Daha az ulusal turizm



Ülkemizin ana gelir kaynaklarından biri olan İspanya’da aşırı sıcaklıklar, kuraklık ve yükselen deniz seviyeleri turizm sektörünü etkileyebilir. Avrupa Çevre Ajansı’nın raporuna göre, iklim değişikliğinin Akdeniz kıyısındaki turist sayısını 2050 yılına kadar yüzde 10 oranında azaltması bekleniyor. Bu da yılda yaklaşık 5,6 milyar avroluk ekonomik kayıp anlamına geliyor.

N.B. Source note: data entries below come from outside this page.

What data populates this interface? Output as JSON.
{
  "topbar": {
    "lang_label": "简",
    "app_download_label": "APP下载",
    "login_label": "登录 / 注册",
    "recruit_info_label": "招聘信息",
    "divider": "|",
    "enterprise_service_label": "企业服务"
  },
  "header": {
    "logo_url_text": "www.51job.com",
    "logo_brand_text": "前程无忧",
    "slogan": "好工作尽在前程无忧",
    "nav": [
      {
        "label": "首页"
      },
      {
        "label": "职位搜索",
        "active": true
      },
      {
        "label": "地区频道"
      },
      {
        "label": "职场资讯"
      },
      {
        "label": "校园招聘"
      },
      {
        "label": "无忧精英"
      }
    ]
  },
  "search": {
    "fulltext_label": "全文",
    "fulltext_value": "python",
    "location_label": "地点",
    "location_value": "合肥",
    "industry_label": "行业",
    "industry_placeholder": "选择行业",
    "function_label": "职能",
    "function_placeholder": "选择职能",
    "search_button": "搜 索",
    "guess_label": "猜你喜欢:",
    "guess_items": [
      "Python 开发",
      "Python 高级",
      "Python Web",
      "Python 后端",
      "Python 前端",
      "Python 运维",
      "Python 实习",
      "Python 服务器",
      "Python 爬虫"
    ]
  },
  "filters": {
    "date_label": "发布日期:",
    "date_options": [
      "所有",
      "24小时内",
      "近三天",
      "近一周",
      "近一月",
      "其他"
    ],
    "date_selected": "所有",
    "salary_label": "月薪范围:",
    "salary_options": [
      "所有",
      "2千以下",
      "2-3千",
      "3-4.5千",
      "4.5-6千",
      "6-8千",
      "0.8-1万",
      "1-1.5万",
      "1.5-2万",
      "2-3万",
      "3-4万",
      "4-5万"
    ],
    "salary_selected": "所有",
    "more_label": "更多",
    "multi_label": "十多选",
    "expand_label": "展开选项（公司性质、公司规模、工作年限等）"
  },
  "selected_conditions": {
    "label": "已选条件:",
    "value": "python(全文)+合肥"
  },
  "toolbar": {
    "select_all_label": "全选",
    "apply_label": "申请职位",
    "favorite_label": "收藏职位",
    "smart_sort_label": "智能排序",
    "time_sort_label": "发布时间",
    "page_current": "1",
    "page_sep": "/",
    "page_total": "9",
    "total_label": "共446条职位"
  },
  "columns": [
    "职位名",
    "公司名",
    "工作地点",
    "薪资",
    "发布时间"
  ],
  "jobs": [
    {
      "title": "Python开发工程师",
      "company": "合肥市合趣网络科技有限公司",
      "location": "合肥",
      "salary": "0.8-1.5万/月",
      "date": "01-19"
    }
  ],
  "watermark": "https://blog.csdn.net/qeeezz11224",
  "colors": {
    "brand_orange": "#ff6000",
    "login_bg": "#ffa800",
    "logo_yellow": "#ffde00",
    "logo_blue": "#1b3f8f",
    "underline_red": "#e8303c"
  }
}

«Ağustos ayında Sevilla’da sokakta olmak şu anda neredeyse imkansız, 50 yıl sonrasını hayal edin. Ayrıca deniz suyunun sıcaklığı denizanalarını çeker ve aşırı avlanma, ton balığı gibi ana yırtıcı hayvanların yok olmasına neden olur. Kar turizmi de yok olma tehlikesiyle karşı karşıya ve Pireneler’deki buzulların son yıllarda %80 oranında gerilemesi tesadüf değil” diye uyarıyor Pizzinato.

Ekosistemlerdeki değişiklikler



Dünya genelinde kara ve su ekosistemleri değişmekte ve birçok tür, habitatlarındaki değişiklikler veya diğer türlerle rekabet nedeniyle yok olma tehlikesiyle karşı karşıyadır. Birleşmiş Milletler Çevre Programı’na göre iklim değişikliği nedeniyle bir milyon bitki ve hayvan türü yok olma tehlikesiyle karşı karşıya.

Yiyeceklerin bulunabilirliği ve kalitesinin düşük olması nedeniyle hayvanların boyutları da küçülebilir; bu da aldıkları besin miktarını azaltacak ve mevcut kaynaklar için türler arasındaki rekabeti artıracaktır. En büyük hayvanlar en çok acı çekecek, metabolizmalarını sürdürmek için daha fazla enerjiye ihtiyaç duyacak ve bu da daha küçük bireylere yönelen doğal seçilimin lehine olabilir.


İklim değişikliğiyle mücadeleye yönelik eylemler


  • Hükümetlerden
    «Etkili bir enerji geçişine ulaşmak için gerekli kaynakları ve altyapıyı sağlamalılar. Örneğin evlerine güneş paneli kuranlara yönelik sübvansiyonlar” diyor María Dolores Cima.


  • Şirketlerden
    «Eko-tasarıma daha fazla yatırım yapmak gerekiyor. Örneğin teknoloji şirketlerinin kullanım ömrünü uzatmak için tamir edilebilen, yeniden kullanılabilen ve geri dönüştürülebilen cihazlar üretmesi gerekiyor. İnşaat şirketleri ise sürdürülebilir malzemelere yatırım yapıyor” diyor biyolog.


  • Bireysel düzeyde
    Geri dönüşüm yapın, toplu taşıma veya bisiklet kullanın, enerji tüketimini azaltın (ışıkları kapatın, elektronik cihazların bağlantısını kesin…), suyu israf etmeyin, plastik kullanımını azaltın veya mevsimlik ve yerel ürünler satın alın.